GLIENICKE - Dieser Fund drängt sich nicht auf. Nur ganz zart sind marmorartige Muster zu entdecken, nachdem die Farbe vorsichtig entfernt wurde. Die Marmorierungen hauptsächlich an den Säulen und am Altar der Kirche in Glienicke waren offenbar längst vergessen. Erst im Zuge der Kirchensanierung sind sie wieder ans Tageslicht befördert worden jedenfalls in Fragmenten. Das berichtet Architektin Bärbel Kannenberg aus Wittstock.

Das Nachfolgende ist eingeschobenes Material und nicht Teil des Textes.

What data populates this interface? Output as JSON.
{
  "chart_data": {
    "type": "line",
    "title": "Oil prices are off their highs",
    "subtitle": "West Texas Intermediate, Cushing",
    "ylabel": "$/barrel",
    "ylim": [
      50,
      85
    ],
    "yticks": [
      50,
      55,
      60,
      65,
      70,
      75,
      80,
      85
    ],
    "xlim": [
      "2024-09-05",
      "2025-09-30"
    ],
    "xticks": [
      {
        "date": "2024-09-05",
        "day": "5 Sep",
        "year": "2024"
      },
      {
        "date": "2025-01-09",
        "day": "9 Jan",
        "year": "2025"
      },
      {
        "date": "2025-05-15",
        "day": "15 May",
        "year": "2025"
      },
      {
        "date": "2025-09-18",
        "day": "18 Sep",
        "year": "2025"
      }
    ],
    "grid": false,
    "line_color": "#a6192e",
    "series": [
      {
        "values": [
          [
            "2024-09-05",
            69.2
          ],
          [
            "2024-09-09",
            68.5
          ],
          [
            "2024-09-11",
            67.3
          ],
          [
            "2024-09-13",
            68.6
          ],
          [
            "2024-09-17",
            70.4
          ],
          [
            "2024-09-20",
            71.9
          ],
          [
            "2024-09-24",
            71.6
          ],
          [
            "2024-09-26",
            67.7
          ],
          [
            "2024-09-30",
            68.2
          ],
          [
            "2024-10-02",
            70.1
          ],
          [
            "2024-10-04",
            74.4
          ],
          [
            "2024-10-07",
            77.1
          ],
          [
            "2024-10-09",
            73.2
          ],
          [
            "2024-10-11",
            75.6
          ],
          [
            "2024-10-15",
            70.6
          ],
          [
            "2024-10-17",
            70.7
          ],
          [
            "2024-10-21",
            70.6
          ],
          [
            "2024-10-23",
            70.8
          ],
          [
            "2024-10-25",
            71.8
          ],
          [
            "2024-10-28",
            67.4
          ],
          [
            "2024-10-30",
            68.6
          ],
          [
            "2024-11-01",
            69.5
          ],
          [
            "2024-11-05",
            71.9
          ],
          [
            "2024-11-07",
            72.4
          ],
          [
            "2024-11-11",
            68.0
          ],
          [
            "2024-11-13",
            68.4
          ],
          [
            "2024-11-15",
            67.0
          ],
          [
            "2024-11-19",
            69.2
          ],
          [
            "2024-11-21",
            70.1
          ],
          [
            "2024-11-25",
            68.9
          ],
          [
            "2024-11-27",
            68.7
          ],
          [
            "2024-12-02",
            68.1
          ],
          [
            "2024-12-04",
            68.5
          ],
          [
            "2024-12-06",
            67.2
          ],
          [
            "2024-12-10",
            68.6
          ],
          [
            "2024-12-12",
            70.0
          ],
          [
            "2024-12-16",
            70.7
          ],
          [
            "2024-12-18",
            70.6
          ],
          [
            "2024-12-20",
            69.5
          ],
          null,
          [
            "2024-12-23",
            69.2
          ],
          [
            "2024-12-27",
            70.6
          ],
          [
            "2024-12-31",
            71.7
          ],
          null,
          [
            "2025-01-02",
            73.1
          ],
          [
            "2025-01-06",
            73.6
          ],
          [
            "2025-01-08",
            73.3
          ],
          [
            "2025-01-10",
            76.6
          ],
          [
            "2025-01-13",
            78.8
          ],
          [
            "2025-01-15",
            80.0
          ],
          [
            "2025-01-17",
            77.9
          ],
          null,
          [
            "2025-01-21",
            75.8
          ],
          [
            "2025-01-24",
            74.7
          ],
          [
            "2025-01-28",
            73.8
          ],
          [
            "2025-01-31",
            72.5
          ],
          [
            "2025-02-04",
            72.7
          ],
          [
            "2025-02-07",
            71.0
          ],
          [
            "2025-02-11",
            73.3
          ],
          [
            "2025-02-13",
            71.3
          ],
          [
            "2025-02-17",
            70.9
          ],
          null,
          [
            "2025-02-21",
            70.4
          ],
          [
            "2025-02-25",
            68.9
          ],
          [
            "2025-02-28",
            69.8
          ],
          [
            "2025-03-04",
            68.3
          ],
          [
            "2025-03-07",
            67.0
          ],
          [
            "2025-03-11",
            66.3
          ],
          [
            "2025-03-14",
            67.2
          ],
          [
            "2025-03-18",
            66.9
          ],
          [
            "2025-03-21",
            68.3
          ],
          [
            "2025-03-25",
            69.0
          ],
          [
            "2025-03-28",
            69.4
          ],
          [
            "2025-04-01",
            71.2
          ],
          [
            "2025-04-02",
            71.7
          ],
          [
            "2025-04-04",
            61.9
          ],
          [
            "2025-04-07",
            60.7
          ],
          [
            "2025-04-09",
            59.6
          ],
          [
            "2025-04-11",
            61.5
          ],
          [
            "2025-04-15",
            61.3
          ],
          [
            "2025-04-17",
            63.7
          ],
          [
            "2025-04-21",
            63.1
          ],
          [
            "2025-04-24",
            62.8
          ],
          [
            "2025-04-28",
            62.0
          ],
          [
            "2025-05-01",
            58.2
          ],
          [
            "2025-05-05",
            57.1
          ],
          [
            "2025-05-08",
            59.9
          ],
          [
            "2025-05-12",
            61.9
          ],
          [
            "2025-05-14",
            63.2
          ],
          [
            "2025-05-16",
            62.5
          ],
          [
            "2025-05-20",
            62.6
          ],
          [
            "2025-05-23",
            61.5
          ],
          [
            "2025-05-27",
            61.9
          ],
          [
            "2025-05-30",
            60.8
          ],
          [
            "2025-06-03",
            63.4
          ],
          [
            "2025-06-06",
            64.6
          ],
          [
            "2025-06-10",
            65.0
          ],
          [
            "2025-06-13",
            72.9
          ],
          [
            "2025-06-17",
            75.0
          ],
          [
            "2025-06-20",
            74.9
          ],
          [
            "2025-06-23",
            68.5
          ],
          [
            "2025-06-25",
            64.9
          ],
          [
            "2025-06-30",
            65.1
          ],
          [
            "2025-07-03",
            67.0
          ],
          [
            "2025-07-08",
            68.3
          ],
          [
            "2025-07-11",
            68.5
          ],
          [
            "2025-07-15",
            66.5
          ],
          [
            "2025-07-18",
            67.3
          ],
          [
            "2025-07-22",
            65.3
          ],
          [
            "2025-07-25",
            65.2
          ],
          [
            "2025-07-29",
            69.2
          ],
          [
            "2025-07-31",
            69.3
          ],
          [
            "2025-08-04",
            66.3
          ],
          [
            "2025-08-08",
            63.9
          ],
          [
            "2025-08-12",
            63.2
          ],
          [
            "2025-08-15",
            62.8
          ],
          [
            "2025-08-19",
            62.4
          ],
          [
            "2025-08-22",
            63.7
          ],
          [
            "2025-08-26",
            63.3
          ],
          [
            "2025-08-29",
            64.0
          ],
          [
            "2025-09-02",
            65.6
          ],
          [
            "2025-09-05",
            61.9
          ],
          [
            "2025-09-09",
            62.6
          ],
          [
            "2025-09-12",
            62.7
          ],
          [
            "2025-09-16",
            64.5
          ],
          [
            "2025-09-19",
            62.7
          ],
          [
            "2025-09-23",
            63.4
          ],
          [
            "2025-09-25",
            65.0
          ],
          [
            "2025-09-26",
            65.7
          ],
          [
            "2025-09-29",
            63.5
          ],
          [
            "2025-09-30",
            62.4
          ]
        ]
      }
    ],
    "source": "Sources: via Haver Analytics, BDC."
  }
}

Die Frage, was nun aus diesen Marmorierungen wird, sei indes noch nicht geklärt. Denn das Restaurieren würde etwa 30 000 Euro kosten zusätzlich zu den etwa 260 000 Euro, die ohnehin schon in die Sanierung der Kirche investiert werden. "Eine Förderung vom Amt für Flurneuordnung, Landwirtschaft und Verbraucherschutz in Höhe von etwa 61 Prozent stünde dafür in Aussicht, aber dann blieben trotzdem noch rund 12 000 Euro übrig, die über andere Quellen aufgebracht werden müssten", sagt Bärbel Kannenberg.

Der Förderverein Dorfkirche Glienicke freute sich in der Vergangenheit zwar immer wieder über etliche Spenden von privaten Förderern oder Firmen, aber 12 000 Euro übersteigen dann doch die Möglichkeiten bei weitem. Der Förderverein würde es jedoch begrüßen, wenn die Marmorierungen komplett restauriert werden würden. "Es wäre ein schöner Blickfang, weil der Innenraum der Kirche sonst ja eher einfach gehalten ist", so Ingrid Blüschke vom Förderverein. Doch so lange die Finanzierung nicht geklärt ist, sei es laut Bärbel Kannenberg auch noch nicht sicher, ob diese Marmorierungen tatsächlich erhalten werden. Die preiswerte Alternative wäre, die Oberflächen einfach weiß überzustreichen.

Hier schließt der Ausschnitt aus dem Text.